Results of surgical management for posterior cerebral artery aneurysms: 7-year experience in the endovascular era

Abstract
Unlike most posterior circulation aneurysms, posterior cerebral artery (PCA) aneurysms can be surgically approached, we believe, without significant technical difficulty or procedural morbidity. We report our recent experience to assess procedural complications and clinical outcomes for PCA aneurysms. In our retrospective review of 15 consecutive patients with PCA aneurysms, six patients underwent surgical treatment, six patients had endovascular coiling, (three patients from the endovascular group also underwent surgical revascularization), and three patients were treated conservatively (medical or observation) (2001-2007). Clinical records were reviewed for: patient demographics; clinical presentation; aneurysm location, size, and morphology; treatment; procedural complications; outcome (clinical and angiographic). Complete aneurysm obliteration with parent vessel or bypass patency was demonstrated by intraoperative angiography in all patients. One patient died and two patients suffered procedure-related permanent neurologic injury.

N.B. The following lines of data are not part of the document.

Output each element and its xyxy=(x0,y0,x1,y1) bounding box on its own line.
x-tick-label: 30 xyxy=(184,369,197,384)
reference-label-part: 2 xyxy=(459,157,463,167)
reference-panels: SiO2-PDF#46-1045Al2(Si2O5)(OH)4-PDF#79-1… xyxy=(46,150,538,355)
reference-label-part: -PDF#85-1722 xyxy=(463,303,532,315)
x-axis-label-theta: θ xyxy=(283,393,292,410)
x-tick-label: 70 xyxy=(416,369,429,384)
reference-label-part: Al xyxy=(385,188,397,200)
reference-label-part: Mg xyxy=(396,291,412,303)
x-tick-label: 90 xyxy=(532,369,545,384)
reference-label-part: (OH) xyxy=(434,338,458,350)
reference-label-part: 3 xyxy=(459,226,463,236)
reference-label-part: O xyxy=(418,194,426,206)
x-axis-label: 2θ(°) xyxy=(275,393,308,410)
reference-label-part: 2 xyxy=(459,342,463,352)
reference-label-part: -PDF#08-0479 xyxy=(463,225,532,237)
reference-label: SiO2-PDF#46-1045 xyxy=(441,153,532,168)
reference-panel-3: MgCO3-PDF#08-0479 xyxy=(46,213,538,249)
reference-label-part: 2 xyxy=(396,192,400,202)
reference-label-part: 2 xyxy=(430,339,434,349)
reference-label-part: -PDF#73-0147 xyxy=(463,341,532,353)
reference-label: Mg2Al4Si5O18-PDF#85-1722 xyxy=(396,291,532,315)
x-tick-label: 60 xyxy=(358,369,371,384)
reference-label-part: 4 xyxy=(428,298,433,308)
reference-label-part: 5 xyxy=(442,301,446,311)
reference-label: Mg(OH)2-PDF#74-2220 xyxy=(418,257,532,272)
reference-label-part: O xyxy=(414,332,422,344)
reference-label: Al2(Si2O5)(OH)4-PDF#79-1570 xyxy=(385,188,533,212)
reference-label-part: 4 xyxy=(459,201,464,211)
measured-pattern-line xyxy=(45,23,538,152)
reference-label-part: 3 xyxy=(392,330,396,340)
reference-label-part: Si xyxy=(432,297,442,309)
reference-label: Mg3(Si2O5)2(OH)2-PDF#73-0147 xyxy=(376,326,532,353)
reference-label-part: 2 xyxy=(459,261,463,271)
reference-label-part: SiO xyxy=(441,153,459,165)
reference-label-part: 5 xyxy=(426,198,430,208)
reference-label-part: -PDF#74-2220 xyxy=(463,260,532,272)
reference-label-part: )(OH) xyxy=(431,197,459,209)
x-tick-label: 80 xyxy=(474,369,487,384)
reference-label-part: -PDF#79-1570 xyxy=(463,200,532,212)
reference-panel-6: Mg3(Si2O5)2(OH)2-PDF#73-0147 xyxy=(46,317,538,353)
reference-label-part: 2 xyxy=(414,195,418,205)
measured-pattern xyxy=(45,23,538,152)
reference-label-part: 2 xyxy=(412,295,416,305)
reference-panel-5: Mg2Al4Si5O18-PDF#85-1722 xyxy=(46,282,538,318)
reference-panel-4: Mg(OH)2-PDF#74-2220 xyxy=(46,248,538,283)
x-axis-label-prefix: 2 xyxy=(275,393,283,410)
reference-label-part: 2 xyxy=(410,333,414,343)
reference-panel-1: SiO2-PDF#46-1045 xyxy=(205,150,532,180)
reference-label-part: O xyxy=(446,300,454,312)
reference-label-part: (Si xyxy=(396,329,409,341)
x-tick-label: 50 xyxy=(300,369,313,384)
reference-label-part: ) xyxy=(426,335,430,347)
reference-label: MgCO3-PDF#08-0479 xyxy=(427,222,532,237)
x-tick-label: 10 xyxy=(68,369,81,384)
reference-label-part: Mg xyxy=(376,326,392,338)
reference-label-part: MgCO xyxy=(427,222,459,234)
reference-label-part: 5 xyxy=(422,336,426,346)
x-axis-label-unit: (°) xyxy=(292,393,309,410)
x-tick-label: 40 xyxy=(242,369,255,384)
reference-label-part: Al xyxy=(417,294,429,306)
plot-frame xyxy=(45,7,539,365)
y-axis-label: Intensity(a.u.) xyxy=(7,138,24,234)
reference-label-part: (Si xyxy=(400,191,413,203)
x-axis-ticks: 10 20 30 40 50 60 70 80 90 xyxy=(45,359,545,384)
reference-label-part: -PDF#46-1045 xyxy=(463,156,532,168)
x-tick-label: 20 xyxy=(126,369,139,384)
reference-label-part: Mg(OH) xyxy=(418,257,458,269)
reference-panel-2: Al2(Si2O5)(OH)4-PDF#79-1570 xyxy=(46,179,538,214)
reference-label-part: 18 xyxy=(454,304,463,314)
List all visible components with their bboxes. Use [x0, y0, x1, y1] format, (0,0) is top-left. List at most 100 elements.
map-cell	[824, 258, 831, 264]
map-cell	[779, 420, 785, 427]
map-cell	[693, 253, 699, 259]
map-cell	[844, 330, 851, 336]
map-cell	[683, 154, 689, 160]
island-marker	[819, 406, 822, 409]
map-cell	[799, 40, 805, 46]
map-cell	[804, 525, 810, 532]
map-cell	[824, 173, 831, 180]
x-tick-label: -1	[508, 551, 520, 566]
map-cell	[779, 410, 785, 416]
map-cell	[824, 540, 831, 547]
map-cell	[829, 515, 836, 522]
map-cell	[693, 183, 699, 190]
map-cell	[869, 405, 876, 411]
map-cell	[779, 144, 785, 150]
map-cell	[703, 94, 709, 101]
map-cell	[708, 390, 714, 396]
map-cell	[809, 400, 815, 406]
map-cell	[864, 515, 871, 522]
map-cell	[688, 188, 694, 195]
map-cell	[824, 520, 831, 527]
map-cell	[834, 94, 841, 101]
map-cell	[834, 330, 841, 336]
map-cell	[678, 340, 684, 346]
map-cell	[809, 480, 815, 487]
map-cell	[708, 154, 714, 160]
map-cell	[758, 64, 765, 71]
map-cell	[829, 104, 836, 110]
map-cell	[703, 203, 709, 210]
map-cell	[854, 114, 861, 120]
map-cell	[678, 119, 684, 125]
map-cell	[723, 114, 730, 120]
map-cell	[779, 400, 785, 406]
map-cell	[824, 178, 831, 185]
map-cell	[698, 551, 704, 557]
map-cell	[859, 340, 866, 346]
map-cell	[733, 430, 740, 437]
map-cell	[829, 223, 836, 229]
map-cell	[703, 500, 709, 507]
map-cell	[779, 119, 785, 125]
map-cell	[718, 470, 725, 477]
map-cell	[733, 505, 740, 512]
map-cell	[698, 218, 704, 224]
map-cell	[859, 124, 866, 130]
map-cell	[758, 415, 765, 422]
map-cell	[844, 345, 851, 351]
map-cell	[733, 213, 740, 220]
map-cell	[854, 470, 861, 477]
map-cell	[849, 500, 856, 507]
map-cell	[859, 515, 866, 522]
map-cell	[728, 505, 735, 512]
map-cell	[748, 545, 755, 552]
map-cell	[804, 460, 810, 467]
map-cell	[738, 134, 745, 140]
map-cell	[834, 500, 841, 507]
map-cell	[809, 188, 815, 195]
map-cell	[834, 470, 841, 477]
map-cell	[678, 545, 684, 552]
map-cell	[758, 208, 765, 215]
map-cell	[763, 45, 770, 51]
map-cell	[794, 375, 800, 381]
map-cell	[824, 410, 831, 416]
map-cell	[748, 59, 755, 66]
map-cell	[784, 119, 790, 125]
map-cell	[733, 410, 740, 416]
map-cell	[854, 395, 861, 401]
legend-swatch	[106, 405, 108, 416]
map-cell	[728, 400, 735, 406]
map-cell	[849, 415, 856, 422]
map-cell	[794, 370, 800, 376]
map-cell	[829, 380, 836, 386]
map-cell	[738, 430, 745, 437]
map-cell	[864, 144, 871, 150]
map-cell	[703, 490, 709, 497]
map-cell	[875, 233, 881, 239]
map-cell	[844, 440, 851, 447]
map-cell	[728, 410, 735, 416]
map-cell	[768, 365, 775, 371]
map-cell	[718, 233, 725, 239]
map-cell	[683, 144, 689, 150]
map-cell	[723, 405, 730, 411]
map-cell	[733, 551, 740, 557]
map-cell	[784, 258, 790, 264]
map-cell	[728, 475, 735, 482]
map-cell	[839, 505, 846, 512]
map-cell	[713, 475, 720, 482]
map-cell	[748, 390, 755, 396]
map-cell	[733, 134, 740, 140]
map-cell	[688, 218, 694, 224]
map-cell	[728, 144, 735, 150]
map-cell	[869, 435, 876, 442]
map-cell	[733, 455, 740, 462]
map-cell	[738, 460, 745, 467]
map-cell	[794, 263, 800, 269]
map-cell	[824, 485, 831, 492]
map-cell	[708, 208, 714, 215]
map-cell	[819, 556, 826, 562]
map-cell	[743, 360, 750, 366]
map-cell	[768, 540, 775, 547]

Considering both surgical end endovascular treatment modalities, mortality was 8.3% and permanent morbidity was 16.6%. At mean clinical follow-up of 2-96 months (15.8 +/- 10.5 months), nine of ten patients had a Glasgow Outcome Score of 4 or 5. In patients who underwent bypass procedures, computed tomographic (CT) angiography or cerebral angiography demonstrated a patent functional bypass before the PCA occlusion. Our findings for these 15 patients suggest the value of a multimodality of treatments for PCA aneurysms. Revascularization of the PCA can be performed with favorable technical results and clinical outcomes when the patency of the PCA cannot be preserved.